Fußball: Ausnahmezustand beim SV Niedereschach: Nach satten sieben Jahren kehrt der vor der Saison 2017/18 als Außenseiter titulierte Fußballklub in die Kreisliga A zurück. 2010/11 war der SVN als Vorletzter in die Kreisliga B abgestiegen. Nur eine Saison zuvor hatte die Mannschaft noch einen guten vierten Platz in der Kreisliga A erreicht.

Nun lassen es die Niedereschacher offensichtlich richtig krachen. „Manche sind jetzt noch dran“, antwortete Spielertrainer Marco Tümpel am Montagnachmittag auf die Frage, ob der Meistertitel gebührend gefeiert wurde und ergänzt: „Nach dem abschließenden 3:0-Sieg in Mönchweiler und den Feierlichkeiten auf dem Platz ging es mit einem Bus zurück nach Niedereschach. Hier wurden wir von zahlreichen Menschen empfangen und feierten die ganze Nacht.“ Grund genug gab es, denn das letzte Mal, als in Niedereschach ein Aufstieg bejubelt werden durfte, liegt bereits 20 Jahre zurück. Zudem hatte das junge Team mit einem Durchschnittsalter von gerade einmal 21 Jahren niemand auf dem Zettel für den Aufstieg. Tümpel: „Es ist ein echter Sensationserfolg. Favoriten waren Gütenbach, der FK Bratstvo Villingen sowie der sich selbst als Titelfavorit bezeichnende FC Unterkirnach.“ Die letzten Jahre in der Kreisliga B stand Niedereschach konstant auf den Plätzen sechs bis acht – nun folgt der überraschende Aufstieg.

47 Punkte aus 20 Partien reichten am Ende für Rang eins und den direkten Aufstieg. Konkurrent FK Bratstvo schloss die Runde mit drei Zählern weniger ab und muss in die Relegation. Dort treffen die Villinger in einer Dreier-Runde auf den SV Saig (Vizemeister Kreisliga B 3) sowie den SV Aasen (Vizemeister B 2).

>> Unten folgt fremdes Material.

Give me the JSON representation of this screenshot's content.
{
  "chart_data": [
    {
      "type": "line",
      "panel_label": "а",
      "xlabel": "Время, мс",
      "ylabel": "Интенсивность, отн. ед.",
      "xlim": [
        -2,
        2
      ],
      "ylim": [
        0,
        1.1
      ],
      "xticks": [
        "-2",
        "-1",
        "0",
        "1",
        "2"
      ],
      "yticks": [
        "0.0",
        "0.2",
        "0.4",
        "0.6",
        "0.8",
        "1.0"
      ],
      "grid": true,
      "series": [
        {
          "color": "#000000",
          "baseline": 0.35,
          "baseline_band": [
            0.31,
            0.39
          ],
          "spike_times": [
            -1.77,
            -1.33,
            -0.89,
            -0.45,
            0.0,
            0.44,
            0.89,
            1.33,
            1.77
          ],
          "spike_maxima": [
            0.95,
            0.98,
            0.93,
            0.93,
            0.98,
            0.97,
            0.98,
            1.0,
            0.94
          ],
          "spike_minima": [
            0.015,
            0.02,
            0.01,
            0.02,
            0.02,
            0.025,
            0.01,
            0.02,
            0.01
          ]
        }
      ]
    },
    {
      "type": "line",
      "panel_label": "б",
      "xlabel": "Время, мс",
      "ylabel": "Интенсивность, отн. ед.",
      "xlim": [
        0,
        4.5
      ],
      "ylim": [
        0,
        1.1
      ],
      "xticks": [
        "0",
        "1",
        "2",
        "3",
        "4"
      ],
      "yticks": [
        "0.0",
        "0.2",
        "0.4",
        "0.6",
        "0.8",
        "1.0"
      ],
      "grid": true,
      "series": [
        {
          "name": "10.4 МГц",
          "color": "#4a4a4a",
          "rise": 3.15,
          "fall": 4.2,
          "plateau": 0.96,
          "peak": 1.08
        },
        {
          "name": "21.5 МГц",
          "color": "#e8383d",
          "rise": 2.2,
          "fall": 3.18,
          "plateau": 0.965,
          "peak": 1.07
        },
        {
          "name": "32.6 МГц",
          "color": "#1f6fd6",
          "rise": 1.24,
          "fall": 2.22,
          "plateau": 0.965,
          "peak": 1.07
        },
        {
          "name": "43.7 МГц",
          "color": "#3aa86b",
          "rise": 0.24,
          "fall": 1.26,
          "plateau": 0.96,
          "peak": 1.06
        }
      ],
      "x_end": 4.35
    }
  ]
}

Den Grundstein für den Niedereschacher Erfolg legte die Defensive. „Vor eigenem Publikum kassierten wir lediglich sechs Gegentore. Auf dem Spielfeld unterlagen wir nur Unterkirnach und FKB“, bilanziert Tümpel. Der SVN profitierte zudem von den fünf Unentschieden des FKB Villingen, denn in Sachen geschossene Tore und Torverhältnis lag Bratstvo vor Niedereschach. Am Ende sind jegliche Statistiken aber ohnehin egal, denn der Tabellenerste feierte mit 15 „Dreiern“ die meisten Siege aller elf Teams und steigt verdientermaßen auf. Auch die Freude beim Vereinsvorsitzenden Volker Frick ist groß: „Bis zum vorletzten Spieltag waren wir nie Tabellenführer. Es ist besonders schön, als Außenseiter Meister zu werden.“

Natürlich werden die Niedereschacher den jüngsten Erfolg erst einmal ausreichend feiern, doch zumindest mit einem Auge schielen die Verantwortlichen bereits auf die kommende Spielzeit. „Die Jungs sind noch nicht am Limit und ich erwarte mir in der Kreisliga A nochmals einen Schub. Dennoch kann das Ziel hier erstmal nur Klassenerhalt lauten“, freut sich Tümpel auf die Saison 2018/19. Zwei Zugänge stehen derweil bereits fest: Die A-Jugendlichen Tim Franczewski und Max Lorse (FC Dauchingen) werden zukünftig das Trikot des SVN tragen.

Spielertrainer Tümpel verriet zudem, dass er seinen Mitspielern das ein oder andere Bier ausgeben musste. Grund dafür: Der Offensivspieler war mit 16 Treffern der interne Torschützenkönig des SV Niedereschach. „Ich wurde am Sonntag sogar von einigen Spielern beim Heimspiel meines Heimatvereins SV Seedorf überrascht. Dies unterstreicht unseren tollen Teamgeist innerhalb der Mannschaft. Ich möchte jedem Einzelnen an dieser Stelle nochmals ein Kompliment aussprechen.“ Der SV Niedereschach scheint gerüstet für die Rückkehr in die Kreisliga A. Mit einem jungen Kader sowie einem gefestigten Umfeld darf der Ort gespannt sein, wo die Reise hinführt.